Süßwasserfische sind gefährdet
Süßwasserfische gehören zu den am stärksten gefährdeten Wirbeltieren weltweit. In Deutschland beispielsweise gilt gemäß der Roten Liste der Süßwasserfische jede zweite Art als gefährdet. Einer der Hauptgründe ist der Verlust an angemessenem Lebensraum. Wirksame Erhaltungs- und Wiederherstellungsmaßnahmen sind erforderlich, um diesen Rückgang umzukehren. Ein vielversprechender Ansatz ist das ökosystembasierte Management, das darauf abzielt, wichtige ökologische Prozesse, Lebensräume und Beziehungen zwischen Arten zu verbessern oder wiederherzustellen, anstatt sich auf die Beseitigung einzelner Stressoren oder die Unterstützung einzelner Arten nur über Fischbesatz zu konzentrieren. Dieser umfassende Ansatz ist jedoch oft kostspielig und mit hohen bürokratischen Hürden verbunden. Politische Entscheidungsträger zögern daher, in ökosystembasiertes Management zu investieren, solange es keine soliden wissenschaftlichen Belege für seine Wirksamkeit gibt. Mit der großen experimentellen Feldstudie, die auch Kontrollgewässer einbezog und so belastbare Ergebnisse hervorbrachte, wurde die Erfolgsaussicht Ökosystem-bezogener Maßnahmen nun auf eine wissenschaftliche Grundlage gestellt. Entscheidend ist die Verbesserung der zentralen beschränkenden Lebensräume. In Baggerseen sind das Flachwasserzonen, in anderen Gewässertypen können aber auch andere Lebensraumstrukturen wichtige sein, wie beispielsweise die Wiederherstellung von Auen in Fließgewässern.“, so Johannes Radinger.

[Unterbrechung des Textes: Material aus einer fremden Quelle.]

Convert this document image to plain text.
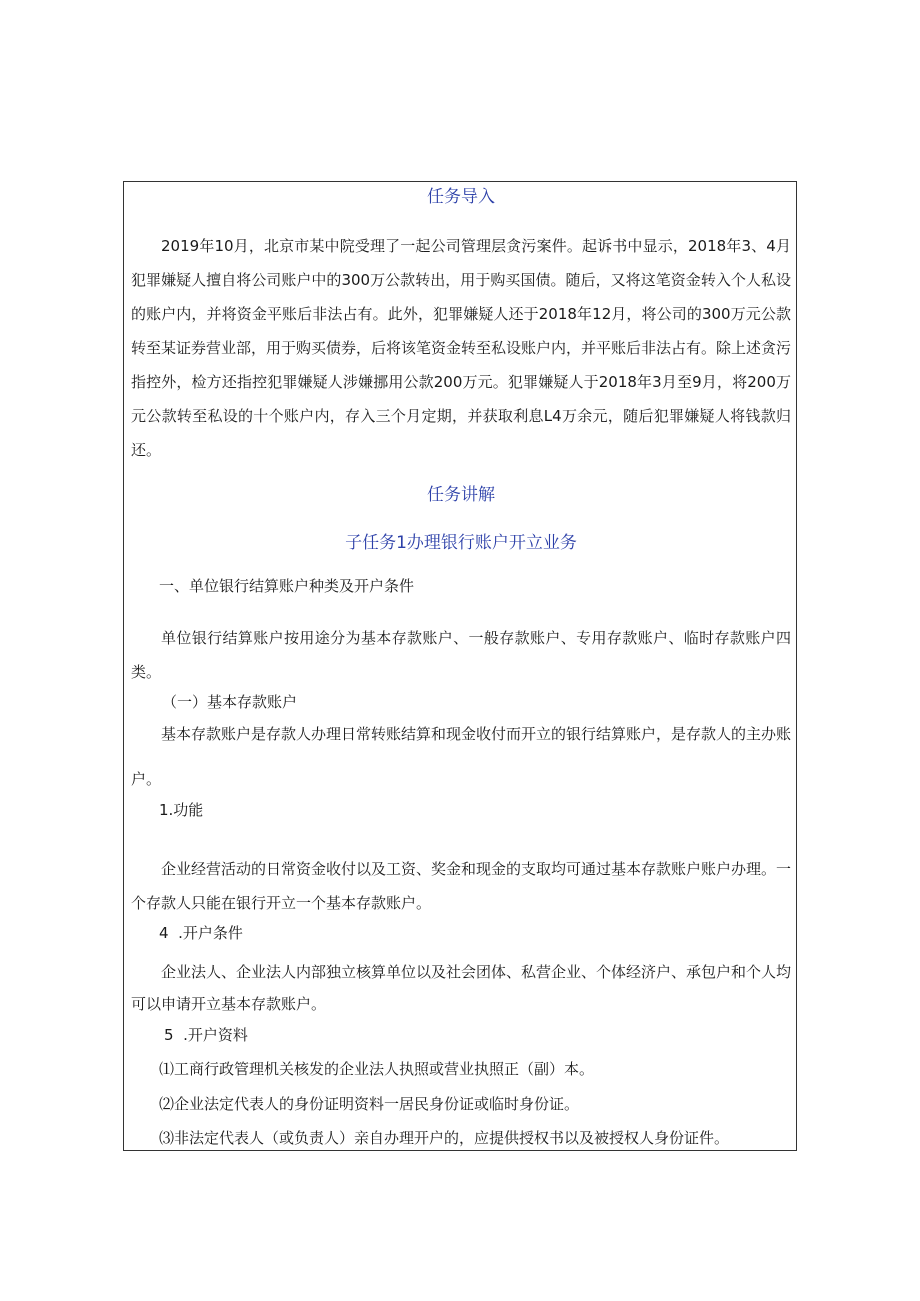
任务导入

2019年10月，北京市某中院受理了一起公司管理层贪污案件。起诉书中显示，2018年3、4月犯罪嫌疑人擅自将公司账户中的300万公款转出，用于购买国债。随后，又将这笔资金转入个人私设的账户内，并将资金平账后非法占有。此外，犯罪嫌疑人还于2018年12月，将公司的300万元公款转至某证券营业部，用于购买债券，后将该笔资金转至私设账户内，并平账后非法占有。除上述贪污指控外，检方还指控犯罪嫌疑人涉嫌挪用公款200万元。犯罪嫌疑人于2018年3月至9月，将200万元公款转至私设的十个账户内，存入三个月定期，并获取利息L4万余元，随后犯罪嫌疑人将钱款归还。

任务讲解

子任务1办理银行账户开立业务

一、单位银行结算账户种类及开户条件

单位银行结算账户按用途分为基本存款账户、一般存款账户、专用存款账户、临时存款账户四类。

（一）基本存款账户

基本存款账户是存款人办理日常转账结算和现金收付而开立的银行结算账户，是存款人的主办账户。

1.功能

企业经营活动的日常资金收付以及工资、奖金和现金的支取均可通过基本存款账户账户办理。一个存款人只能在银行开立一个基本存款账户。

4  .开户条件

企业法人、企业法人内部独立核算单位以及社会团体、私营企业、个体经济户、承包户和个人均可以申请开立基本存款账户。

5  .开户资料

⑴工商行政管理机关核发的企业法人执照或营业执照正（副）本。

⑵企业法定代表人的身份证明资料一居民身份证或临时身份证。

⑶非法定代表人（或负责人）亲自办理开户的，应提供授权书以及被授权人身份证件。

Auswahl der Nationalen Champions
Die Nationalen Champions für wissenschaftliche Durchbrüche im Bereich Nachhaltigkeit wurden von einer Jury aus 100 renommierten Nachhaltigkeitsforscher:innen weltweit unter Vorsitz von Professor Johan Rockström vom Potsdamer Institut für Klimafolgenforschung ausgewählt. Die Nationalen Champions werden nun in die Endrunde des Wettbewerbs einziehen, in der im Juni 2025 drei internationale Champions vorgestellt werden, die jeweils 1 Mio. USD für ihre weitere Forschung erhalten.